Our first efforts in this area focused on the formation of calcium phosphate minerals using thermally responsive liposomes, in which mineral formation was activated when the liposome suspension was heated from ambient to physiologic temperature (Chemistry of Materials, vol. 10, 1998, pp. 117-124). Separately, calcium- and phosphate-loaded liposomes were prepared and mixed together to form a suspension highly supersaturated with respect to calcium phosphate solids such as hydroxyapatite. The suspension could be stored for several weeks at room temperature without detectable mineral formation, reflecting the low bilayer permeability of ions in the gel state. However, when the liposome suspension was heated to the Tm of the lipid mixture, calcium and phosphate ions were released into the extravesicular fluid, where they rapidly reacted to form apatite and other calcium phosphate minerals. In subsequent in-vitro experiments we demonstrated how this approach can be used to deposit apatite on human enamel and dentin surfaces by exploiting the increased temperature of the oral cavity (Polyhedron, vol. 13, 2000, pp. 357-363). A more recent paper described the use of liposomal mineralization in conjunction with thermally triggered collagen gel assembly for in-situ formation of a mineralized collagen composite biomaterial (Biomaterials, vol. 24, 2003, pp. 4881-4890). The results of these studies suggest that this approach to mineral formation could be used to remineralize tooth surfaces or even possibly for in-situ formation of bone repair materials.

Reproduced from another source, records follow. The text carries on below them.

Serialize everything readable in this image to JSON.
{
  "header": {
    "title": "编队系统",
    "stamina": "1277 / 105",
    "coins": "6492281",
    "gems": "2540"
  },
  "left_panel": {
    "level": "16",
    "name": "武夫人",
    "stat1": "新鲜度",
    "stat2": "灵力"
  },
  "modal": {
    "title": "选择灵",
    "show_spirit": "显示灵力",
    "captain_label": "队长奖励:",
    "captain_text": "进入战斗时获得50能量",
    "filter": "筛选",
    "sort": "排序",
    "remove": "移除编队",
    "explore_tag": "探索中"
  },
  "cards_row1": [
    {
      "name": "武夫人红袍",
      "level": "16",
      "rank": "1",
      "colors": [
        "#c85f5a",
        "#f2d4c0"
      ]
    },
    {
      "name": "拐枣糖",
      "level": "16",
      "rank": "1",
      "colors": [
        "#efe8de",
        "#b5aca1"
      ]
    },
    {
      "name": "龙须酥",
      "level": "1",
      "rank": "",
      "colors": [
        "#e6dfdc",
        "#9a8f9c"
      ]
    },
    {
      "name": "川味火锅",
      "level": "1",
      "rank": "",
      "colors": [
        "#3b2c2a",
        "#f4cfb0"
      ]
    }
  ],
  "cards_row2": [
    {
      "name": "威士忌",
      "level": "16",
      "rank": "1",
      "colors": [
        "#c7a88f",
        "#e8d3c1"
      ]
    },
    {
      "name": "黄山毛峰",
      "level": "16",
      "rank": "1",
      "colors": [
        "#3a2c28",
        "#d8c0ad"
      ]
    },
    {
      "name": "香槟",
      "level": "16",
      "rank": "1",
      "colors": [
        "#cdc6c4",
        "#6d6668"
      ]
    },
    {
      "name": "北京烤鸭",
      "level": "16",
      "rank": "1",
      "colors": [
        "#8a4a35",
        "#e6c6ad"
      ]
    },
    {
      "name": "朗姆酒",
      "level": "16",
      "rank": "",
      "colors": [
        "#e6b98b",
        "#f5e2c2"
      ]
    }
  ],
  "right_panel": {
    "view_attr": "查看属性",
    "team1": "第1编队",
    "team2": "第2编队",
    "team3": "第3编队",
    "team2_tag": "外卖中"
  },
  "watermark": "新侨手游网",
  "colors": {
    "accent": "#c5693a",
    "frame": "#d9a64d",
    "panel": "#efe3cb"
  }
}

We have also used this liposome strategy to elicit rapid in-situ formation of peptide and polymer hydrogel biomaterials. By utilizing calcium-reactive macromolecules such as alginates and calcium-dependent enzymes that crosslink proteins, we have developed liposomal suspensions that are stable and fluid at room temperature, but rapidly form polymer hydrogels at physiological temperature. For example, in the alginate system (Biomaterials, vol. 22, 2001, pp. 453-462), a precursor fluid consisting of Ca-loaded liposomes dispersed in a low viscosity Na-alginate solution remained fluid for several days at ambient temperature. Heating of the precursor fluid to Tm triggered Ca2+ release from the liposomes; the Ca2+ in turn crosslinked Na-alginate to form a Ca-alginate hydrogel. Characterization of the gelation kinetics revealed that gelation is very rapid in this system (on the order of tens of seconds) when the temperature of the precursor fluid reaches Tm. This system is suitable for injectable hydrogels for drug delivery and cartilage tissue engineering (ACS Symposium Series, vol. 709, 1998, pp. 203-211).

Other Transglutaminase Crosslinked Hydrogels.
Recently we reported the design and characterization of short peptide substrates of TG enzymes, which when coupled to branched PEG polymers are capable of being crosslinked into hydrogels rapidly under physiologic conditions (Journal of the American Chemical Society, vol. 125, 2003, pp. 14298-14299). Ongoing aspects of this project include the use of combinatorial chemistry to study the effect of peptide length and amino acid sequence on peptide substrate reactivity and specificity. This information will be used to design new conjugates of short TG substrate peptides and biocompatible polymers designed to be rapidly crosslinked by TG enzymes. Additionally, these new polymers are being developed for an injectable cartilage repair strategy, in which an aqueous liposome/polymer/cell suspension will be injected into a cartilage defect, after which the fluid solidifies to entrap chondrocyte or stem cells for regeneration of the defect. Although other groups have developed injectable cartilage repair materials, a unique aspect of our approach is the design of the TG crosslinkable polymers, which are designed to provide direct covalent bonding of the biomaterial to the tissue at the margins of the defect, since macromolecules in cartilage have been shown to be substrates of TG.